Fra pochi giorni, dunque, decollerà la più grande Banca di Credito Cooperativo del Centro Nord (la seconda in Italia), forte di un capitale sociale  di oltre 97 milioni,  impieghi lordi per 2,7 miliardi di euro, una raccolta totale di circa 4,7 miliardi di euro, un patrimonio complessivo di circa 306 milioni di euro e di una massa amministrata superiore ai 7 miliardi di euro.

“La nuova Banca – ha detto il presidente di Banco Cooperativo Emiliano, Giuseppe Alai – sarà impegnata con grande slancio, e su basi di sicurezza particolarmente rilevanti, a sostegno delle famiglie, delle persone e delle imprese del nostro territorio, corrispondendo in tal modo alla missione e alla funzione specifica delle Banche di Credito Cooperativo”. Esplicite, in tal senso, anche le affermazioni del presidente di Emil Banca (che chiude positivamente il bilancio 2016) e della Federazione regionale delle Bcc, Giulio Magagni. “Le Bcc – ha detto Magagni – hanno continuato ad erogare credito e non hanno mai “chiuso i rubinetti” anche negli anni più duri della crisi economica: questo è il sostegno al territorio che continueremo a garantire, investendo molto anche in processi di innovazione, sulla valorizzazione delle risorse umane e sul consolidamento di una relazione con tutti i soci che è alla base di un patto fiduciario che coinvolge quasi 50.000 persone, famiglie e imprese”.

Emil Banca sarà presente in cinque province emiliane (Parma, Reggio, Modena, Bologna e Ferrara) e nel mantovano con  84 filiali, 137 mila clienti, 44 mila soci e oltre 700 dipendenti. L’Assemblea dei soci di Banco Cooperativo Emiliano ( 654 presenti, di cui 625 fisicamente e 29 per delega) ha approvato il bilancio 2016 con 648 voti favorevoli, 5 contrari e 1 astenuto.

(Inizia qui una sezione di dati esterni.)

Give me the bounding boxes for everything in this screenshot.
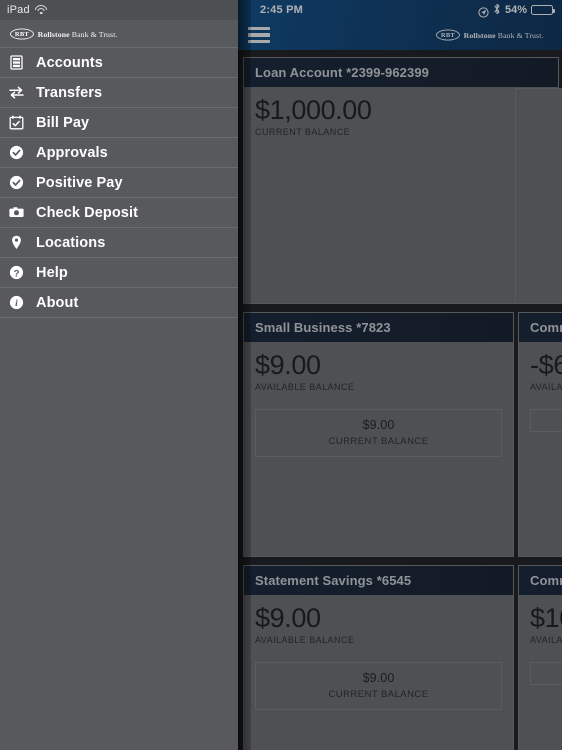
- account-card[interactable]: Comm $10 AVAILAB: [518, 565, 562, 750]
- sidebar-item-locations[interactable]: Locations: [0, 228, 238, 258]
- account-card-header: Comm: [519, 313, 562, 342]
- account-card-partial[interactable]: [515, 88, 562, 304]
- svg-text:i: i: [15, 298, 18, 309]
- account-title: Comm: [530, 320, 562, 335]
- account-card-header: Statement Savings *6545: [244, 566, 513, 595]
- logo-wordmark: Rollstone Bank & Trust.: [38, 29, 118, 38]
- account-card-header: Small Business *7823: [244, 313, 513, 342]
- sidebar-item-positive-pay[interactable]: Positive Pay: [0, 168, 238, 198]
- camera-icon: [8, 204, 25, 221]
- status-icon-group: 54%: [478, 3, 556, 18]
- drawer-brand-header: RBT Rollstone Bank & Trust.: [0, 20, 238, 48]
- sidebar-item-accounts[interactable]: Accounts: [0, 48, 238, 78]
- logo-wordmark: Rollstone Bank & Trust.: [464, 30, 544, 39]
- app-root: iPad RBT Rollstone Bank & Trust. Account…: [0, 0, 562, 750]
- logo-name-rest: Bank & Trust.: [69, 28, 118, 39]
- current-balance-label: CURRENT BALANCE: [328, 688, 429, 700]
- app-inner: 2:45 PM 54% RBT Rollstone Bank & Trust. …: [238, 0, 562, 750]
- account-card-body: $9.00 AVAILABLE BALANCE $9.00 CURRENT BA…: [244, 342, 513, 457]
- account-title: Comm: [530, 573, 562, 588]
- current-balance-box: [530, 661, 562, 685]
- current-balance-amount: $9.00: [362, 417, 395, 432]
- account-balance-label: AVAILABLE BALANCE: [255, 381, 355, 392]
- logo-name-bold: Rollstone: [37, 28, 70, 39]
- battery-percent-label: 54%: [504, 4, 527, 16]
- location-arrow-icon: [478, 5, 489, 18]
- current-balance-amount: $9.00: [362, 670, 395, 685]
- sidebar-label: Approvals: [36, 144, 108, 161]
- app-top-bar: 2:45 PM 54% RBT Rollstone Bank & Trust.: [238, 0, 562, 50]
- account-card[interactable]: Statement Savings *6545 $9.00 AVAILABLE …: [243, 565, 514, 750]
- sidebar-item-about[interactable]: i About: [0, 288, 238, 318]
- sidebar-label: Check Deposit: [36, 204, 139, 221]
- navbar-bank-logo: RBT Rollstone Bank & Trust.: [436, 29, 544, 41]
- account-balance-label: AVAILAB: [530, 634, 562, 645]
- ios-status-bar: 2:45 PM 54%: [238, 0, 562, 20]
- sidebar-item-approvals[interactable]: Approvals: [0, 138, 238, 168]
- account-card-body: $1,000.00 CURRENT BALANCE: [244, 87, 558, 137]
- account-amount: $1,000.00: [255, 95, 372, 125]
- sidebar-label: Accounts: [36, 54, 103, 71]
- bank-drawers-icon: [8, 54, 25, 71]
- calendar-check-icon: [8, 114, 25, 131]
- account-card-header: Comm: [519, 566, 562, 595]
- account-balance-label: AVAILABLE BALANCE: [255, 634, 355, 645]
- account-card[interactable]: Small Business *7823 $9.00 AVAILABLE BAL…: [243, 312, 514, 557]
- app-navbar: RBT Rollstone Bank & Trust.: [238, 20, 562, 50]
- current-balance-box: $9.00 CURRENT BALANCE: [255, 408, 502, 457]
- sidebar-item-bill-pay[interactable]: Bill Pay: [0, 108, 238, 138]
- sidebar-nav-list: Accounts Transfers Bill Pay Approvals Po…: [0, 48, 238, 318]
- account-card-body: $10 AVAILAB: [519, 595, 562, 685]
- sidebar-item-help[interactable]: ? Help: [0, 258, 238, 288]
- account-amount: $9.00: [255, 603, 321, 633]
- sidebar-label: About: [36, 294, 79, 311]
- current-balance-box: [530, 408, 562, 432]
- logo-monogram: RBT: [10, 27, 34, 40]
- sidebar-label: Positive Pay: [36, 174, 123, 191]
- logo-monogram: RBT: [436, 29, 461, 41]
- device-label: iPad: [7, 4, 30, 16]
- hamburger-menu-icon[interactable]: [248, 27, 270, 43]
- status-time: 2:45 PM: [260, 4, 303, 16]
- bluetooth-icon: [493, 3, 501, 18]
- sidebar-label: Help: [36, 264, 68, 281]
- account-card[interactable]: Loan Account *2399-962399 $1,000.00 CURR…: [243, 57, 559, 304]
- account-amount: $9.00: [255, 350, 321, 380]
- question-circle-icon: ?: [8, 264, 25, 281]
- account-card-header: Loan Account *2399-962399: [244, 58, 558, 87]
- app-content-panel: 2:45 PM 54% RBT Rollstone Bank & Trust. …: [238, 0, 562, 750]
- sidebar-item-check-deposit[interactable]: Check Deposit: [0, 198, 238, 228]
- account-title: Loan Account *2399-962399: [255, 65, 429, 80]
- account-amount: -$6: [530, 350, 562, 380]
- sidebar-label: Locations: [36, 234, 106, 251]
- logo-name-bold: Rollstone: [463, 30, 496, 40]
- account-amount: $10: [530, 603, 562, 633]
- map-pin-icon: [8, 234, 25, 251]
- account-balance-label: CURRENT BALANCE: [255, 126, 351, 137]
- current-balance-label: CURRENT BALANCE: [328, 435, 429, 447]
- account-balance-label: AVAILAB: [530, 381, 562, 392]
- account-card-body: -$6 AVAILAB: [519, 342, 562, 432]
- current-balance-box: $9.00 CURRENT BALANCE: [255, 661, 502, 710]
- account-card[interactable]: Comm -$6 AVAILAB: [518, 312, 562, 557]
- ipad-status-bar: iPad: [0, 0, 238, 20]
- check-badge-icon: [8, 144, 25, 161]
- battery-icon: [531, 5, 556, 15]
- svg-text:?: ?: [14, 268, 20, 279]
- check-badge-icon: [8, 174, 25, 191]
- account-card-body: $9.00 AVAILABLE BALANCE $9.00 CURRENT BA…: [244, 595, 513, 710]
- info-circle-icon: i: [8, 294, 25, 311]
- account-title: Statement Savings *6545: [255, 573, 412, 588]
- sidebar-label: Transfers: [36, 84, 103, 101]
- transfer-arrows-icon: [8, 84, 25, 101]
- navigation-drawer: iPad RBT Rollstone Bank & Trust. Account…: [0, 0, 238, 750]
- account-title: Small Business *7823: [255, 320, 391, 335]
- logo-name-rest: Bank & Trust.: [495, 30, 544, 40]
- wifi-icon: [35, 5, 48, 15]
- sidebar-label: Bill Pay: [36, 114, 90, 131]
- sidebar-item-transfers[interactable]: Transfers: [0, 78, 238, 108]
- bank-logo: RBT Rollstone Bank & Trust.: [10, 27, 118, 40]
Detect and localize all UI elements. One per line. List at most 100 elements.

In aprile si terrà l’assemblea di Emil Banca, che procederà all’elezione del primo consiglio di amministrazione del nuovo istituto:  a farne parte, in rappresentanza delle aree storiche di lavoro di Banco Cooperativo Emiliano, presente con 27 sportelli in provincia di Reggio Emilia, 5 nel parmense, 4 nel modenese, 2 nel mantovano, sono candidati Paride Barani, Alessandro Greco, Carlo Malvolti, Paola Pizzetti e Giovanni Spagna.